The narrow gauge of the air-abrasion nozzle allows the more precise removal of decay than the dental drill. Without the vibration of the high-speed drill there is less tendency for the tooth to develop cracks or fractures. Because there is no frictional heat produced, there are fewer tendencies to develop post-operative temperature sensitivity.

Air-abrasion is only used when composite fillings (white-fillings) are done. For silver fillings, drilling the tooth is necessary to insure the filling does not fall out.

Since air-abrasion technology permits the precise removal of even the smallest cavities, the patient does not have to wait for the cavity to get larger before it is filled. Air-abrasion allows the dentist to give the patient the choice of timely treatment of small cavities and, hence, preservation of tooth structure to prevent future need for large fillings and crowns.

Air-abrasion may also be used for cosmetic bonding of anterior teeth without drilling. Roughening of the tooth surface through air-abrasion increase the ability of filling and bonding material to better adhere to the tooth.

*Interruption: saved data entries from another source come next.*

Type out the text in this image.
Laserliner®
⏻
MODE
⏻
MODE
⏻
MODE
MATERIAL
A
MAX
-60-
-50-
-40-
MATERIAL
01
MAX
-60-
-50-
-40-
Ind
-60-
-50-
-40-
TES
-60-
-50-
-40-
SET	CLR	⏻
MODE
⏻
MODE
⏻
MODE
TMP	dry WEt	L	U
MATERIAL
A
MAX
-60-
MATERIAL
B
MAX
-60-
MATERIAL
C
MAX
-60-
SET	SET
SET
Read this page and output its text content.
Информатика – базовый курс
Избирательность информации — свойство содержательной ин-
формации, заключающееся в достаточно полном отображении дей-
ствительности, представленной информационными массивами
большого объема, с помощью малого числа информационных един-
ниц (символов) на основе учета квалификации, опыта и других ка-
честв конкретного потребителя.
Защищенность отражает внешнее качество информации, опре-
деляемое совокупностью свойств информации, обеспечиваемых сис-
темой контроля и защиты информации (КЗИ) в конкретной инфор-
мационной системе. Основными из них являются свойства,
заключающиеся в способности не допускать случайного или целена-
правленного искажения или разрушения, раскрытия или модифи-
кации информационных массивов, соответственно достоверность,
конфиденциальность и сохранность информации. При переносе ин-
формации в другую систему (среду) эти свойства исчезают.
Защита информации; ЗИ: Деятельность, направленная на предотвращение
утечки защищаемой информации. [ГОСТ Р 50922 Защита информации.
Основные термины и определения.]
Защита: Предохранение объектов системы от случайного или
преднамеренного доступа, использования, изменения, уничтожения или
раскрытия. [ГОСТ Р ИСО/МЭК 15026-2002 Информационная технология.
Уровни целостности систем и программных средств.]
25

However air-abrasion without anesthetic is not suitable for moderate or deep cavities that might extend into the pulp, which contains the nerves of the tooth. For crowns and bridges, dental drills are still necessary.

Of course it would be better not to have even small cavities. This is now entirely possible with fluoride treatment and a program of good homecare and regular visits to your dentist. But if you do develop small cavities, air-abrasion is a conservative way to care for them.

Many dental plans generally cover air-abrasion fillings. Since plans vary and their provisions are subject to change, it is best to check with your plan first.